Perjuangan Berdirinya Kerajaan Sunda di Tanah Jawa
Perjuangan Berdirinya Kerajaan Sunda di Tanah Jawa - Kerajaan Sunda atau Kerajaan Pasundan ialah kerajaan yang sudah pernah ada antara tahun 932 dan 1579 Masehi di bagian Barat pulau Jawa (Provinsi Banten, DKI Jakarta, Jawa Barat, dan sebagian Jawa Tengah sekarang). Kerajaan itu bahkan juga pernah menjadi penguasa di wilayah bagian selatan Pulau Sumatra.
Kerajaan ini yang bercorak Hindu dan Buddha, kemudian sekitar abad ke-14 telah diketahui kerajaan ini telah beribu kota di Pakuan Pajajaran serta mempunyai dua kawasan pelabuhan utama di Kalapa dan Banten.
Kerajaan Sunda mengalami runtuh setelah ibu kota kerajaan dikalahkan oleh Maulana Yusuf pada tahun 1579. Sementara sebelumnya kedua pelabuhan utama Kerajaan Sunda itu juga telah dikuasai oleh Kerajaan Demak pada tahun 1527, Kalapa ditaklukan oleh Fatahillah dan Banten ditaklukan oleh Maulana Hasanuddin.
Kerajaan Sunda Galuh
Berdirinya kerajaan Sunda
Berdasarkan Prasasti Kebonkopi II, yang berbahasa Melayu Kuno dengan tarikh 932, menyebutkan seorang "Raja Sunda berhasil menduduki kembali tahtanya". Hal ini bisa ditafsirkan bahwa Raja Sunda telah ada sebelumnya.
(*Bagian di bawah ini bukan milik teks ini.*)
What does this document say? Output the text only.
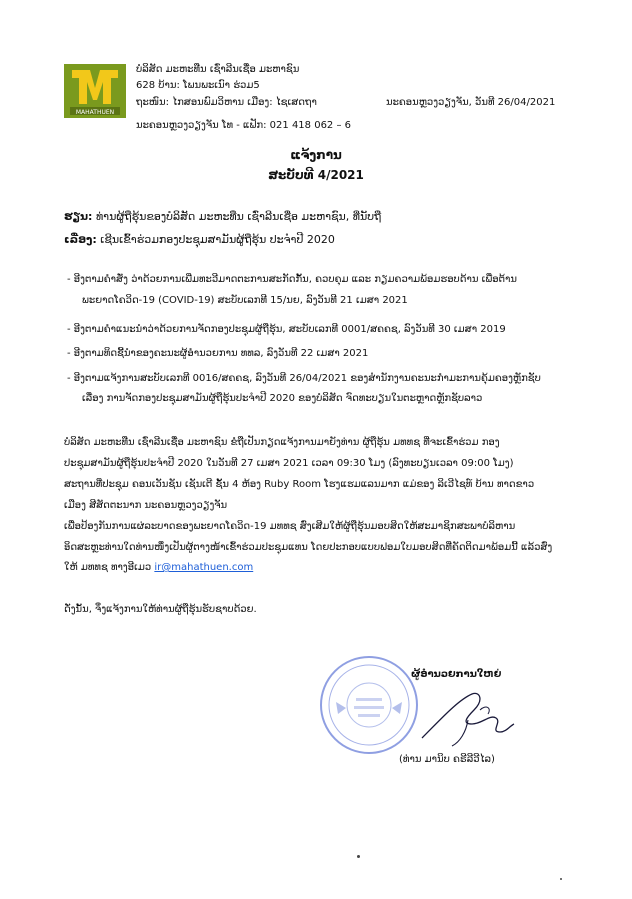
MAHATHUEN
ບໍລິສັດ ມະຫະທືນ ເຊົ່າລີນເຊື່ອ ມະຫາຊົນ
628 ບ້ານ: ໂພນພະເນົາ ຮ່ວມ5
ຖະໜົນ: ໄກສອນພົມວິຫານ ເມືອງ: ໄຊເສດຖາ
ນະຄອນຫຼວງວຽງຈັນ ໂທ - ແຟັກ: 021 418 062 – 6
ນະຄອນຫຼວງວຽງຈັນ, ວັນທີ 26/04/2021
ແຈ້ງການ
ສະບັບທີ 4/2021
ຮຽນ: ທ່ານຜູ້ຖືຮຸ້ນຂອງບໍລິສັດ ມະຫະທືນ ເຊົ່າລີນເຊື່ອ ມະຫາຊົນ, ທີ່ນັບຖື
ເລື່ອງ: ເຊີນເຂົ້າຮ່ວມກອງປະຊຸມສາມັນຜູ້ຖືຮຸ້ນ ປະຈໍາປີ 2020
- ອີງຕາມຄໍາສັ່ງ ວ່າດ້ວຍການເພີ່ມທະວີມາດຕະການສະກັດກັ້ນ, ຄວບຄຸມ ແລະ ກຽມຄວາມພ້ອມຮອບດ້ານ ເພື່ອຕ້ານ
ພະຍາດໂຄວິດ-19 (COVID-19) ສະບັບເລກທີ 15/ນຍ, ລົງວັນທີ 21 ເມສາ 2021
- ອີງຕາມຄໍາແນະນໍາວ່າດ້ວຍການຈັດກອງປະຊຸມຜູ້ຖືຮຸ້ນ, ສະບັບເລກທີ 0001/ສຄຄຊ, ລົງວັນທີ 30 ເມສາ 2019
- ອີງຕາມທິດຊີ້ນໍາຂອງຄະນະຜູ້ອໍານວຍການ ທທລ, ລົງວັນທີ 22 ເມສາ 2021
- ອີງຕາມແຈ້ງການສະບັບເລກທີ 0016/ສຄຄຊ, ລົງວັນທີ 26/04/2021 ຂອງສໍານັກງານຄະນະກໍາມະການຄຸ້ມຄອງຫຼັກຊັບ
ເລື່ອງ ການຈັດກອງປະຊຸມສາມັນຜູ້ຖືຮຸ້ນປະຈໍາປີ 2020 ຂອງບໍລິສັດ ຈົດທະບຽນໃນຕະຫຼາດຫຼັກຊັບລາວ
ບໍລິສັດ ມະຫະທືນ ເຊົ່າລີນເຊື່ອ ມະຫາຊົນ ຂໍຖືເປັນກຽດແຈ້ງການມາຍັງທ່ານ ຜູ້ຖືຮຸ້ນ ມທທຊ ທີ່ຈະເຂົ້າຮ່ວມ ກອງ
ປະຊຸມສາມັນຜູ້ຖືຮຸ້ນປະຈໍາປີ 2020 ໃນວັນທີ 27 ເມສາ 2021 ເວລາ 09:30 ໂມງ (ລົງທະບຽນເວລາ 09:00 ໂມງ)
ສະຖານທີ່ປະຊຸມ ຄອນເວັນຊັນ ເຊັນເຕີ ຊັ້ນ 4 ຫ້ອງ Ruby Room ໂຮງແຮມແລນມາກ ແມ່ຂອງ ລິເວີໄຊທ໌ ບ້ານ ທາດຂາວ
ເມືອງ ສີສັດຕະນາກ ນະຄອນຫຼວງວຽງຈັນ
ເພື່ອປ້ອງກັນການແຜ່ລະບາດຂອງພະຍາດໂຄວິດ-19 ມທທຊ ສົ່ງເສີມໃຫ້ຜູ້ຖືຮຸ້ນມອບສິດໃຫ້ສະມາຊິກສະພາບໍລິຫານ
ອິດສະຫຼະທ່ານໃດທ່ານໜຶ່ງເປັນຜູ້ຕາງໜ້າເຂົ້າຮ່ວມປະຊຸມແທນ ໂດຍປະກອບແບບຟອມໃບມອບສິດທີ່ຄັດຕິດມາພ້ອມນີ້ ແລ້ວສົ່ງ
ໃຫ້ ມທທຊ ທາງອີເມວ ir@mahathuen.com
ດັ່ງນັ້ນ, ຈຶ່ງແຈ້ງການໃຫ້ທ່ານຜູ້ຖືຮຸ້ນຮັບຊາບດ້ວຍ.
ຜູ້ອໍານວຍການໃຫຍ່
(ທ່ານ ມານິບ ຄຣີລີວີໄລ)
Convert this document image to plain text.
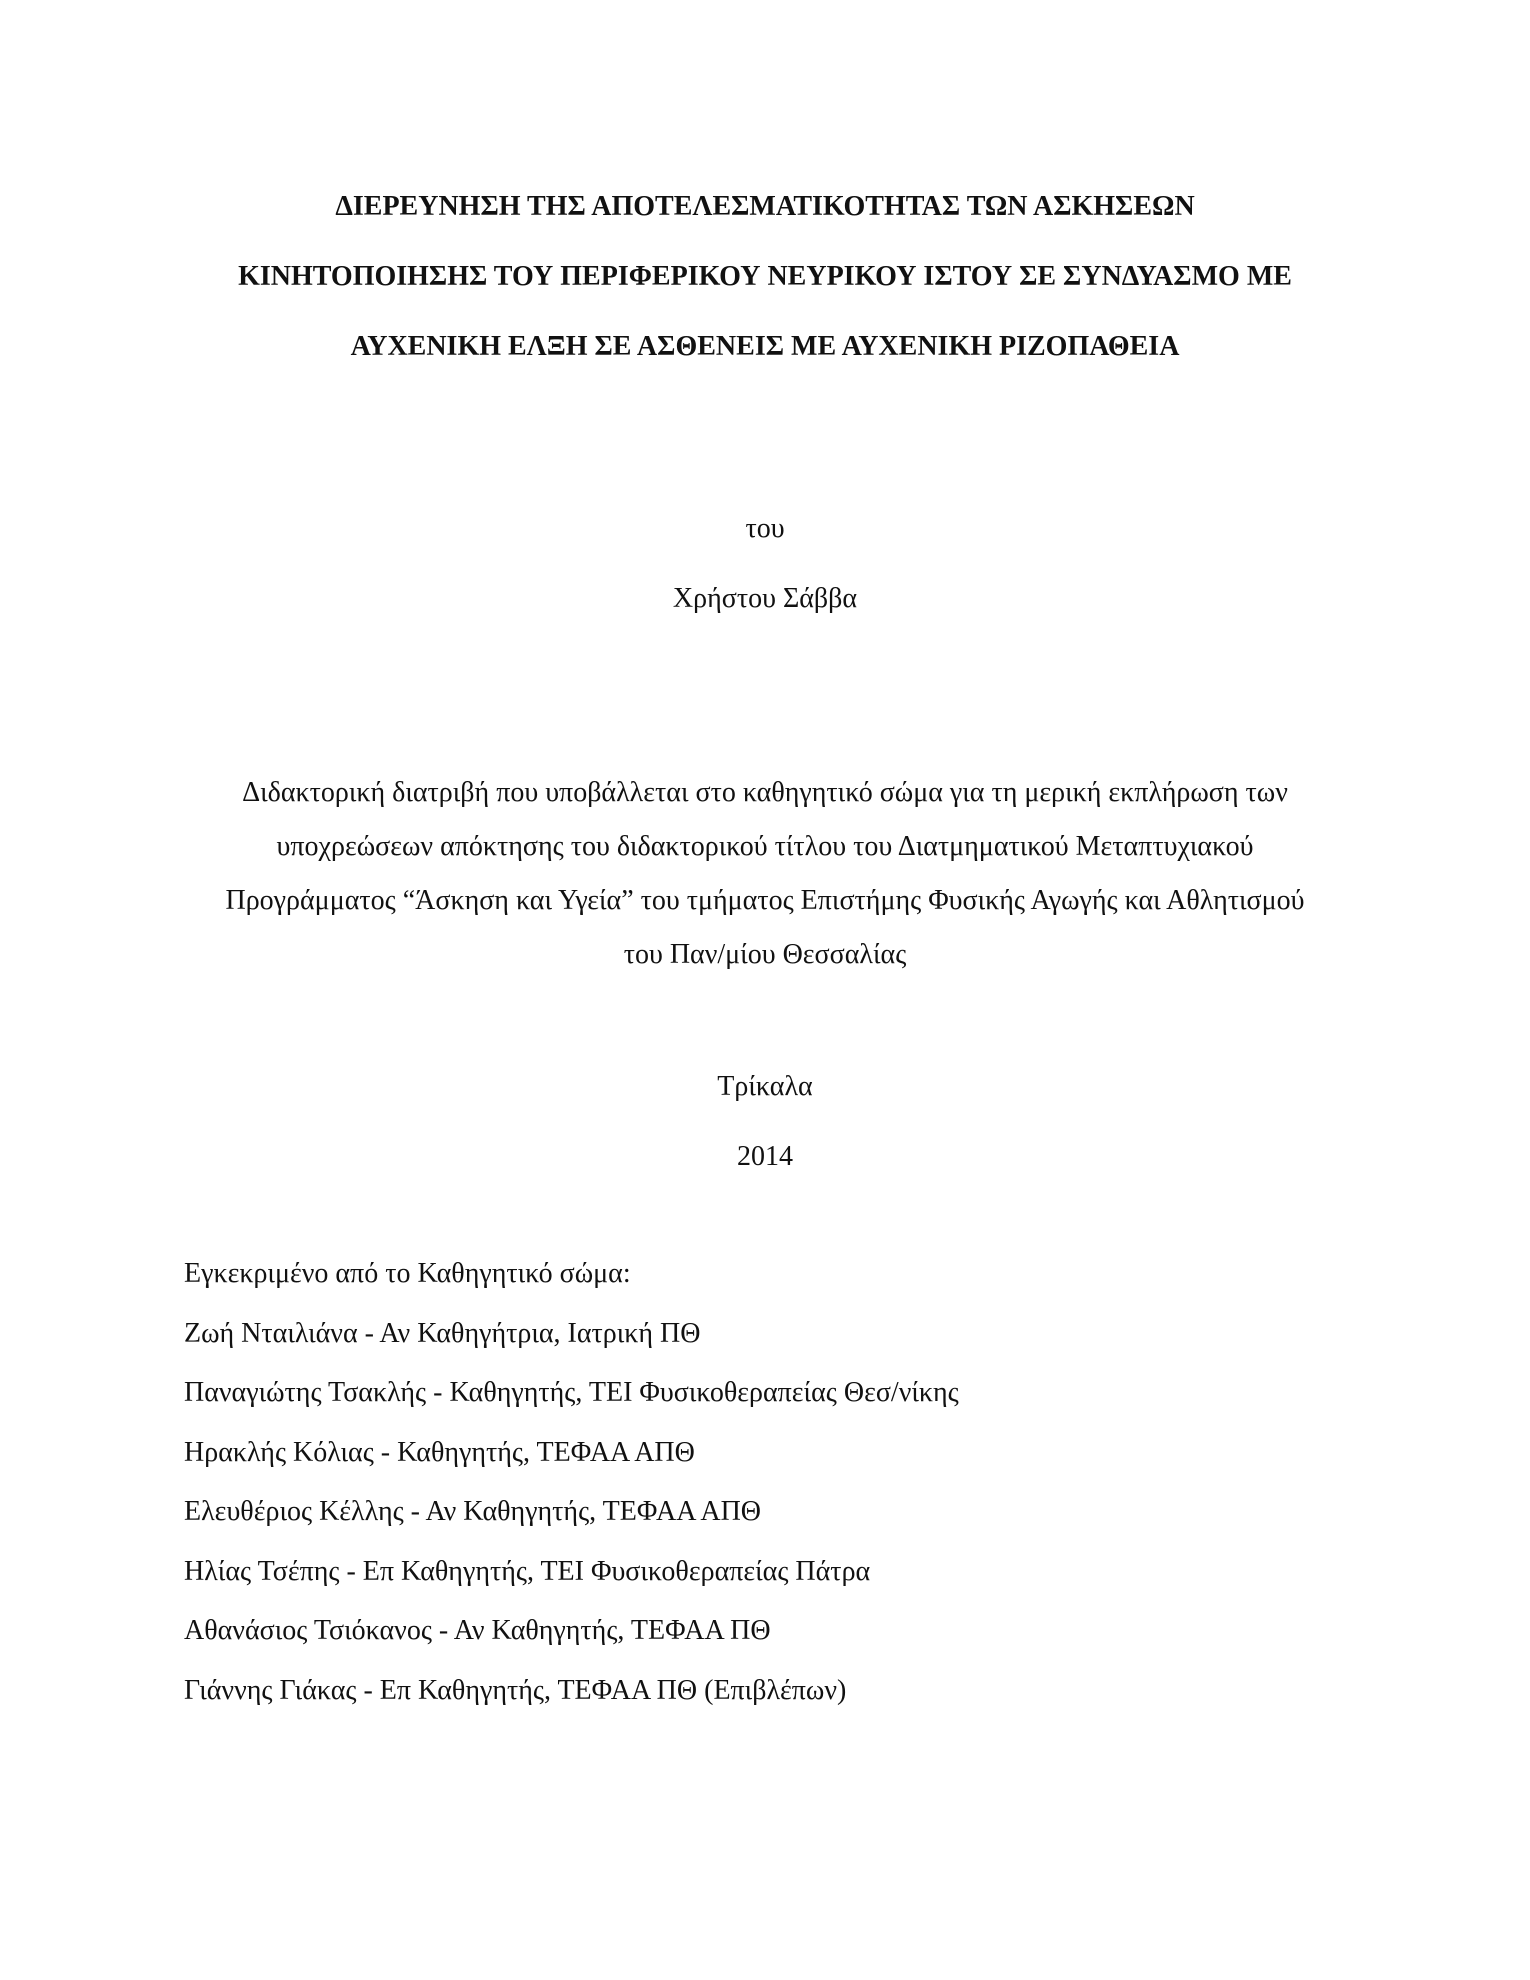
ΔΙΕΡΕΥΝΗΣΗ ΤΗΣ ΑΠΟΤΕΛΕΣΜΑΤΙΚΟΤΗΤΑΣ ΤΩΝ ΑΣΚΗΣΕΩΝ
ΚΙΝΗΤΟΠΟΙΗΣΗΣ ΤΟΥ ΠΕΡΙΦΕΡΙΚΟΥ ΝΕΥΡΙΚΟΥ ΙΣΤΟΥ ΣΕ ΣΥΝΔΥΑΣΜΟ ΜΕ
ΑΥΧΕΝΙΚΗ ΕΛΞΗ ΣΕ ΑΣΘΕΝΕΙΣ ΜΕ ΑΥΧΕΝΙΚΗ ΡΙΖΟΠΑΘΕΙΑ
του
Χρήστου Σάββα
Διδακτορική διατριβή που υποβάλλεται στο καθηγητικό σώμα για τη μερική εκπλήρωση των
υποχρεώσεων απόκτησης του διδακτορικού τίτλου του Διατμηματικού Μεταπτυχιακού
Προγράμματος “Άσκηση και Υγεία” του τμήματος Επιστήμης Φυσικής Αγωγής και Αθλητισμού
του Παν/μίου Θεσσαλίας
Τρίκαλα
2014
Εγκεκριμένο από το Καθηγητικό σώμα:
Ζωή Νταιλιάνα - Αν Καθηγήτρια, Ιατρική ΠΘ
Παναγιώτης Τσακλής - Καθηγητής, ΤΕΙ Φυσικοθεραπείας Θεσ/νίκης
Ηρακλής Κόλιας - Καθηγητής, ΤΕΦΑΑ ΑΠΘ
Ελευθέριος Κέλλης - Αν Καθηγητής, ΤΕΦΑΑ ΑΠΘ
Ηλίας Τσέπης - Επ Καθηγητής, ΤΕΙ Φυσικοθεραπείας Πάτρα
Αθανάσιος Τσιόκανος - Αν Καθηγητής, ΤΕΦΑΑ ΠΘ
Γιάννης Γιάκας - Επ Καθηγητής, ΤΕΦΑΑ ΠΘ (Επιβλέπων)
Sementara itu dari sumber Tiongkok pada buku Zhufan Zhi yang telah ditulis pada tahun 1178 oleh Zhao Rugua menyebutkan terdapat satu kawasan dari San-fo-ts'i yang bernama Sin-to lalu kemudian dirujuk kepada Sunda.
Menurut naskah Wangsakerta, naskah itu sebagian orang meragukan keasliannya serta diragukan sebagai sumber sejarah karena sangat sistematis, telah menyebutkan Sunda merupakan kerajaan yang berdiri untuk menggantikan kerajaan Tarumanagara.
Kerajaan Sunda telah didirikan oleh Tarusbawa pada tahun 669 (591 Saka). Kerajaan itu merupakan salah satu kerajaan yang meliputi wilayah yang sekarang menjadi provinsi Banten, DKI Jakarta, Jawa Barat, dan bagian barat provinsi Jawa Tengah.
Sebelum berdiri sebagai kerajaan ini yang mandiri, Sunda merupakan wilayah bawahan Kerajaan Tarumanagara. Raja Tarumanagara yang terakhir, Sri Maharaja Linggawarman Atmahariwangsa Panunggalan Tirthabumi (memerintah hanya selama tiga tahun, 666-669 M), yang menikah dengan Dewi Ganggasari dari Indraprahasta.
Dari Ganggasari, ia memiliki dua anak, yang keduanya perempuan. Dewi Manasih, putri sulungnya, menikah dengan Tarusbawa dari Sunda, sedangkan yang kedua, Sobakancana, menikah dengan Dapunta Hyang Sri Jayanasa, pada akhirnya mampu mendirikan Kerajaan Sriwijaya.
Setelah Linggawarman wafat, kekuasaan Kerajaan Tarumanagara diturun kepada menantunya, Tarusbawa. Pada akhirnya semua ini menyebabkan penguasa Galuh, Wretikandayun (612-702) telah memberontak, melepaskan diri dari kekuasaan Tarumanagara, serta mendirikan Kerajaan Galuh yang mandiri.
Tarusbawa juga menginginkan melanjutkan kerajaan Tarumanagara, dan selanjutnya memindahkan kekuasaannya ke Sunda, di hulu sungai Cipakancilan dimana di daerah tersebut sungai Ciliwung dan sungai Cisadane berdekatan dan berjajar, dekat Bogor saat ini.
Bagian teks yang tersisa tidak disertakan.